Whitlam is a suburb in the Molonglo Valley, Australian Capital Territory. The suburb is named after former prime minister Gough Whitlam. Many Canberra suburbs are named after prime ministers or other politicians, but only at least a year post death. The ACT government waited a year before announcing a suburb named Whitlam. Whitlam is the northernmost suburb in the Molonglo Valley district, positioned to the north of Denman Prospect.

The ACT government plans to release 500 residential dwelling lots in 2018–19, 600 in 2019–20 and another 500 in 2020–21.

Whitlam is a cat containment area, meaning that pet cats are not permitted to roam freely outside householder's yards.

== Geography ==
The Molonglo River forms the southern border of Whitlam. The eastern edge is marked by the Coppins Crossing Road. The lowest point at the western corner is about 500 meters above sea level. The higher parts are to the north, which is the southern slopes of The Pinnacle.

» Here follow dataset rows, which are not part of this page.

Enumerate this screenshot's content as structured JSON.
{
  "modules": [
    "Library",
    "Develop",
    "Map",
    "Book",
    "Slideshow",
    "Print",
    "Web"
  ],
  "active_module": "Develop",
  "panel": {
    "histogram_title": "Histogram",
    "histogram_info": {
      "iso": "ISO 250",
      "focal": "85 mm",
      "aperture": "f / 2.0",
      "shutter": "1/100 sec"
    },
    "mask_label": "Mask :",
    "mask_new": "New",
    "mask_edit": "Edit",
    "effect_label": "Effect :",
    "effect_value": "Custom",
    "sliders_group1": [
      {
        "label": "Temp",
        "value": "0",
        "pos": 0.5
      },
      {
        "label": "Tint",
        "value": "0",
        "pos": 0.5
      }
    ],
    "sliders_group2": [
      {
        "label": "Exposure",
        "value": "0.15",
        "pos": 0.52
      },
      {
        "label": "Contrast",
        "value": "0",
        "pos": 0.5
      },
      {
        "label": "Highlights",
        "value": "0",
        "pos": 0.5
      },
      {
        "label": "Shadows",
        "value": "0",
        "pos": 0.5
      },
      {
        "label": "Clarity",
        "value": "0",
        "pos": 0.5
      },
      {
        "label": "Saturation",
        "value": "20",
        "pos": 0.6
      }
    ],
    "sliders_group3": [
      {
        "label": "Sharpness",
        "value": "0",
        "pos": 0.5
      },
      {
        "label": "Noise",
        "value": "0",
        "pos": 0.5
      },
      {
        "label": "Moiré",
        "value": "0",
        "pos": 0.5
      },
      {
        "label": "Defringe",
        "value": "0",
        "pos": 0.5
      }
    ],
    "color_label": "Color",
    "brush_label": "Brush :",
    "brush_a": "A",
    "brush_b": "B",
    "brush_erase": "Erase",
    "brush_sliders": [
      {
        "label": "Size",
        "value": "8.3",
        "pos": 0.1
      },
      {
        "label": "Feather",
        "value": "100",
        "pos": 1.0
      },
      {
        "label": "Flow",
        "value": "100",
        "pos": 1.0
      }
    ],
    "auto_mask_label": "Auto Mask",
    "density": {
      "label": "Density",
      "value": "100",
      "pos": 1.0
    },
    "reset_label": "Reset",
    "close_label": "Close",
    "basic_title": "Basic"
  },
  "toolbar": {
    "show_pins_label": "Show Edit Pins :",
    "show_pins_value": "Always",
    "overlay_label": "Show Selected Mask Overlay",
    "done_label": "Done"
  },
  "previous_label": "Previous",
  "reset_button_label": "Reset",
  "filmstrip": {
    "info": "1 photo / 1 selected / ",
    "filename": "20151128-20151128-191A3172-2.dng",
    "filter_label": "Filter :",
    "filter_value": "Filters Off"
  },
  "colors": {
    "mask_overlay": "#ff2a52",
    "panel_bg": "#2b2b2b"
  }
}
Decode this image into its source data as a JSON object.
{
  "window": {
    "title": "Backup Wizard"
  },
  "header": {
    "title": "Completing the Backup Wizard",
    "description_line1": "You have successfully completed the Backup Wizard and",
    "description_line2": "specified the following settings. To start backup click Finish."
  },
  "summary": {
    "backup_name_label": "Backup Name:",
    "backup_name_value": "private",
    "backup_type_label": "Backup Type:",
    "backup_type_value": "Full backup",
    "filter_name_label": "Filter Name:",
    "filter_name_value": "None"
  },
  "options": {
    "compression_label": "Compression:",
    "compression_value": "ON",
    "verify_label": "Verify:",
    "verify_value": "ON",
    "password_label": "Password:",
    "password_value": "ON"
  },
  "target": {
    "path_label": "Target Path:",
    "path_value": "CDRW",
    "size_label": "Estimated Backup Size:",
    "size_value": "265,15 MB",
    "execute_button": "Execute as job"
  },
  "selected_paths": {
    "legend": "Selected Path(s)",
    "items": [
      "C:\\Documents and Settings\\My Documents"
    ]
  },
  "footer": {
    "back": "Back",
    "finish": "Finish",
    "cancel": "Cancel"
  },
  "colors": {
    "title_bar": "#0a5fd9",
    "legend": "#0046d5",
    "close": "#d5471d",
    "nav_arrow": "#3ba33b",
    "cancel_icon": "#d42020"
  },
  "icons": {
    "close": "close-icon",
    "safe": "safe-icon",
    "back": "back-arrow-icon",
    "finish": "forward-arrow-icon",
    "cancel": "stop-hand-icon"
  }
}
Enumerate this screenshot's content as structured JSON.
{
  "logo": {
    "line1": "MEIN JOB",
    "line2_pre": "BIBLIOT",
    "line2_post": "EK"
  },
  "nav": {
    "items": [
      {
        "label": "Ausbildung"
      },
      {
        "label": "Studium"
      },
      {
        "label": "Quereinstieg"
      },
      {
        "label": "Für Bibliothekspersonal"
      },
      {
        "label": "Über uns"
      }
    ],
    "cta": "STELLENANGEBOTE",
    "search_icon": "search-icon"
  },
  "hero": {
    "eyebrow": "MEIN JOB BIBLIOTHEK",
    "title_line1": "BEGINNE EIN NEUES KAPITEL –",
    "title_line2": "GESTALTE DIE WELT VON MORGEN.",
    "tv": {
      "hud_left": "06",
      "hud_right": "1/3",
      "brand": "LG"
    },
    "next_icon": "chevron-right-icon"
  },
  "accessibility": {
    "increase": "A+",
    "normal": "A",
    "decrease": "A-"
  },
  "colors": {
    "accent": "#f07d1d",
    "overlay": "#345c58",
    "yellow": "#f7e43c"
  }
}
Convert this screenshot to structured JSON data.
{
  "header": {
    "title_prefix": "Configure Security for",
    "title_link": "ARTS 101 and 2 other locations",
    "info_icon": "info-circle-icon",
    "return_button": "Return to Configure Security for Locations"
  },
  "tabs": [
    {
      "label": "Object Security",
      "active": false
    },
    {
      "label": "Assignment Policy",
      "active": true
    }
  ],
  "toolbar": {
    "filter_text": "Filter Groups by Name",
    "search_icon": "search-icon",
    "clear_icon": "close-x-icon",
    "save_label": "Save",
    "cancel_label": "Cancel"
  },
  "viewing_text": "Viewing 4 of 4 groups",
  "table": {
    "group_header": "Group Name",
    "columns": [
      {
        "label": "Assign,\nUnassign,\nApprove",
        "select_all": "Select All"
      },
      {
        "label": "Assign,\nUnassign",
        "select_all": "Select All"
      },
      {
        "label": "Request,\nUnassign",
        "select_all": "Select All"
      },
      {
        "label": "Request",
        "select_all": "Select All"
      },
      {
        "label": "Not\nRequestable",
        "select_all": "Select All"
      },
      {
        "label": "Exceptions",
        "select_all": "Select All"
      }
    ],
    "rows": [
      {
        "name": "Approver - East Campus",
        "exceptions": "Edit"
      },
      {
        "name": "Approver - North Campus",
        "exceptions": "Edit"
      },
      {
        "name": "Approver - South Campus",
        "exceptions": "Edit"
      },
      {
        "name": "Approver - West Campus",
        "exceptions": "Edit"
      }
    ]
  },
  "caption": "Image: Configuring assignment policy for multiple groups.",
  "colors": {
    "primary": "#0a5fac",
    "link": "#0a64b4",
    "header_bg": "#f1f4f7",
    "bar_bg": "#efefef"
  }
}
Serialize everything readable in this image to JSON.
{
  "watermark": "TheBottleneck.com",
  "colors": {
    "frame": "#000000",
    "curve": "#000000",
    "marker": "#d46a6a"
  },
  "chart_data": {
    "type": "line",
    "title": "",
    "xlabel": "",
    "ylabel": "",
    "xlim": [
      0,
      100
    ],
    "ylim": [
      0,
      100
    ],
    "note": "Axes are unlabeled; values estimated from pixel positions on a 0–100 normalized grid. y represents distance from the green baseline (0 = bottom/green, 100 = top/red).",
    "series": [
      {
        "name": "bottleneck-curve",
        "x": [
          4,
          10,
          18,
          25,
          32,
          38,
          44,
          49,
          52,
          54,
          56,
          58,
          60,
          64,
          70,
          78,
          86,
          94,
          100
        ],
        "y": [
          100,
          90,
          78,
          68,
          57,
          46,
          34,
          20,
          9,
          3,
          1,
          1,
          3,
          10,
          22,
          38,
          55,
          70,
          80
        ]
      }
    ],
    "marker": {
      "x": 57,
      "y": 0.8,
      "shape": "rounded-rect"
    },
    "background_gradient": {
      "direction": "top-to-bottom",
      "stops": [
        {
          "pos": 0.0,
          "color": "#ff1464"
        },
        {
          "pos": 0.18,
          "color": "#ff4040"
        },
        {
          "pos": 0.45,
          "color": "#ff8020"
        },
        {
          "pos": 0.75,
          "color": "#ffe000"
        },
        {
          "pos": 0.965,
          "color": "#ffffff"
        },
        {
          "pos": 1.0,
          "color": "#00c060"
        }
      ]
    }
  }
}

Whitlam is cut in half by the inactive Winslade Fault. The fault runs in a southwest-northeast direction and is marked by quartz outcrops. Southeast of the fault the surface rock is tuff from the Mount Painter Volcanics of late Wenlock age. Northwest of the fault, the rocks are rhyodacite from the Walker Volcanics. Deep Creek flowing to the southwest roughly in line with the Winslade Fault drains most of the suburb.